His plan would guarantee coverage for all, including nearly 47 million uninsured, a Democratic objective.  But it would also limit employers' exposure to relentless cost increases and encourage workers to shop for cost-effective insurance plans ideas that have Republican support.

"I think the country wants healthcare fixed," Wyden said at a briefing for reporters earlier this week.  "It's possible to get good quality, affordable, universal private health coverage that can never be taken away for the amount of money that is spent today."

Wyden is a member of two Senate panels that are heavily involved in healthcare, the Finance and Budget committees.

Americans spend more than $2 trillion a year on healthcare, more on a per-person basis than any other country.  But the returns on that investment are uneven, with many insured patients getting less than optimal care and millions of workers unable to afford health coverage, which costs about $12,000 to $13,000 a year for a family plan.

Employers have traditionally provided coverage for workers and their families.  Although most workers are still insured through their jobs, corporate leaders are increasingly questioning whether the system can be sustained in an era of global competition.

Wyden's plan would require employers to continue contributing toward the cost of health coverage, but it would get them out of the business of directly providing insurance and limit their exposure to double-digit annual inflation.

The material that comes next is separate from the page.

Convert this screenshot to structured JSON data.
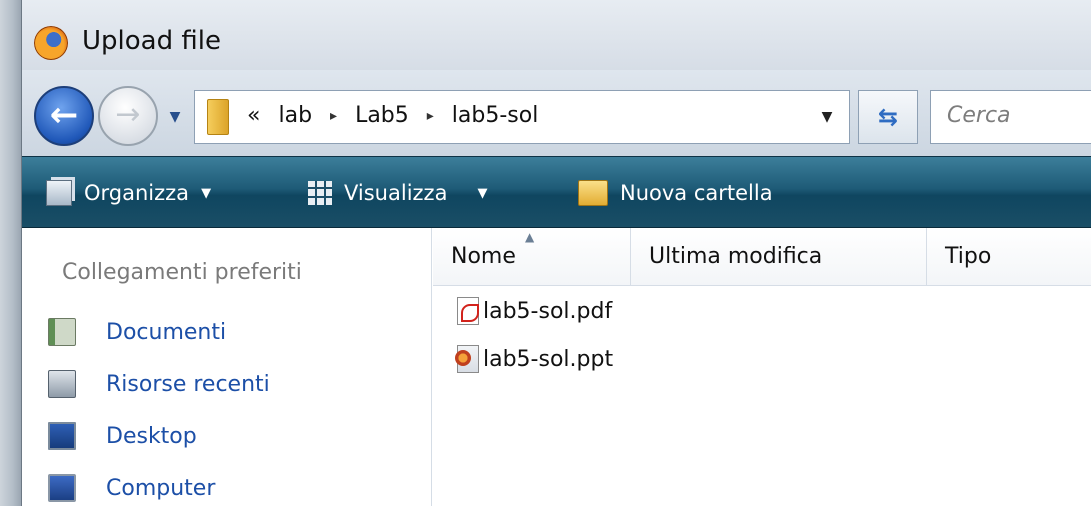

In the first two years of the plan, employers who now provide coverage would be required to directly pay workers what they were spending on insurance.  Thereafter, most companies would pay the government a healthcare contribution that resembles a payroll tax.

Using the money from their employer, individuals would be required to purchase a private insurance policy through a purchasing pool in their state.  Benefits would be keyed to the Blue Cross Blue Shield Standard Plan available to federal workers.  Workers would not have to pay higher income taxes because of the employer contribution.

The uninsured would also have to buy coverage, but premiums for the poor would be fully subsidized by the government.  Middle-class families with incomes up to $80,000 for a family of four would be eligible for help on a sliding scale.

Premiums from individuals and contributions from employers would be collected by the government through the tax system and distributed to insurers.  Once enrolled, individuals would be covered until retirement.  Seniors in the Medicare program would not have to make any changes.

An economic analysis of the plan by the Lewin Group consulting firm found it could be paid for with a little less than what the nation now spends on healthcare.  In theory, the plan would hold down healthcare inflation because individuals would have to pay more out of their own pockets for plans with lavish benefits.

Wyden's proposal spelled out in a 166-page bill that he plans to introduce soon is complex and such changes are not likely to be easily enacted.  Most experts believe major healthcare reform will only be possible if a presidential candidate is elected with a mandate to tackle the problem.  Nonetheless, Wyden won compliments for taking on a tough issue.

"We are very supportive of the goals Sen. Wyden has established," said Ron Pollack, executive director of Families USA, a liberal advocacy group that will play a key role on health policy in the Democratic-led Congress.  But he called the plan "a first step" and "a work in progress."

At the Committee for Economic Development, an organization of CEOs from major companies, senior economist Joseph Minarik said Wyden's plan sounds like "a first or second cousin" to ideas the organization is considering in formulating its own proposal that will be announced next year.

"The story overall is that people are beginning to come to the conclusion that the employer-based health insurance system is very vulnerable," Minarik said.